Antioch taps postal, garbage workers in crime fight
A program to get garbage collectors and U.S. Postal workers to help reduce crime is getting national attention.
A program to get garbage collectors and U.S. Postal workers to help reduce crime is getting national attention.
It isn’t among the typical tools used to fight crime, but a program unveiled by Antioch police to get garbage collectors and U.S. Postal workers to help reduce crime is getting national attention.
As part of a program dubbed “Looking Out For You,” officials with Antioch’s understaffed police department are asking postal workers and employees of the city’s trash collector — Republic Services Inc. — to give them a hand in spotting crime.
Police stress they aren’t asking for the workers to chase down or apprehend criminals, but to give them a call when they see something suspicious.
As part of the program, postal and trash workers are being trained to identify criminal activity. They’re also being provided with laminated copies of the department’s phone numbers to call if they see something suspicious.
The move comes as the department — like many police agencies in the Bay Area — deals with staffing shortages and a spike in crime.

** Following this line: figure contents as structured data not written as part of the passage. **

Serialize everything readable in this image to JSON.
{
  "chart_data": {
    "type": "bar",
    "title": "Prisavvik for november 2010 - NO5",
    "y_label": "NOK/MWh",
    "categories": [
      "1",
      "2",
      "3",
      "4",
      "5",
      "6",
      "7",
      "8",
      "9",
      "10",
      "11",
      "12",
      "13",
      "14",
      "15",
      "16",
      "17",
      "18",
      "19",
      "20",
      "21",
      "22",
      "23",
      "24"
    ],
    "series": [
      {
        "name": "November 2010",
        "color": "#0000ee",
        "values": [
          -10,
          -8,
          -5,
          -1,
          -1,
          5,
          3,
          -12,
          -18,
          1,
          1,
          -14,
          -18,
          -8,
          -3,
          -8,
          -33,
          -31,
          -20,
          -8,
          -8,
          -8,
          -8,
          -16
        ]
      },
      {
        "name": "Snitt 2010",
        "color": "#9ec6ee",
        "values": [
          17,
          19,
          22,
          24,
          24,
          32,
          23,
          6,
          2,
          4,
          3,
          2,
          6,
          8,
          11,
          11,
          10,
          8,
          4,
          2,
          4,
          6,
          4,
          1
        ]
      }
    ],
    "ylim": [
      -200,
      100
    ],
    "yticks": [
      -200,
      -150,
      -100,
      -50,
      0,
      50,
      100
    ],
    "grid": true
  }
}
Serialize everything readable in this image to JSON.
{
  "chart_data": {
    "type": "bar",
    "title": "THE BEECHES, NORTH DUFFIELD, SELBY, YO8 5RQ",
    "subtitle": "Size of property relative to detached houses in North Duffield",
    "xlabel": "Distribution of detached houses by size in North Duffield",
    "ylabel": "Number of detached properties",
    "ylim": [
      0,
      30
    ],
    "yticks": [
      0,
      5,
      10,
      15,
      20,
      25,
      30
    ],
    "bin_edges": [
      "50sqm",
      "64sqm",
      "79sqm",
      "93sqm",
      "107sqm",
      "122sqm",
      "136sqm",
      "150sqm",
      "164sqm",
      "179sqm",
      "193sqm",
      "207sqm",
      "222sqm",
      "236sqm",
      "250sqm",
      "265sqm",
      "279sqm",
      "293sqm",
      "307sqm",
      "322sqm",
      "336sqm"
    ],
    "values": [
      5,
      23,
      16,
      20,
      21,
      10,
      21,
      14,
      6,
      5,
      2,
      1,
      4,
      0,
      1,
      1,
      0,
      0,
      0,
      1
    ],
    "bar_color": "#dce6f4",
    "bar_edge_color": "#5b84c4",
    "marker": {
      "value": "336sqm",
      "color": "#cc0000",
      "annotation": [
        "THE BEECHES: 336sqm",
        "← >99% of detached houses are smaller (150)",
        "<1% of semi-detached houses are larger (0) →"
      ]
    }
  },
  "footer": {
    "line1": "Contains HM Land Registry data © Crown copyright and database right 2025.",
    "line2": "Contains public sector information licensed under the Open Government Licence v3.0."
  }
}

The city of 102,000 had 126 officers to patrol Antioch’s streets in 2007. That’s now down to 87 officers, contributing to what some city leaders have termed a “crime emergency.”
This week, for example, two people were killed and a third person was wounded in separate shootings during an 8-hour stretch of violence in the city.
Antioch police Chief Allan Cantando says the city experienced a drop in serious crime during the first quarter of the year when compared to last year.
But Cantando acknowledged in a statement the relationship between the number of officers on the street and the crime rate:
“Although there is no scientific formula, there is a correlation between reduced police staffing and increased crime rates, reduced arrests, and increased response times.”
Cantando says the department is streamlining its hiring process to get the department back to its authorized workforce of 102 officers.
Antioch police have also asked other agencies for help, including the California Highway Patrol and Contra Costa County Sheriff’s Department. Cantando says those agencies are dealing with their own staffing shortages:
” There is a shortage of police officers in California. … The media has been covering this story for months. The City of Antioch is competing with other agencies that are looking to recruit qualified officers.”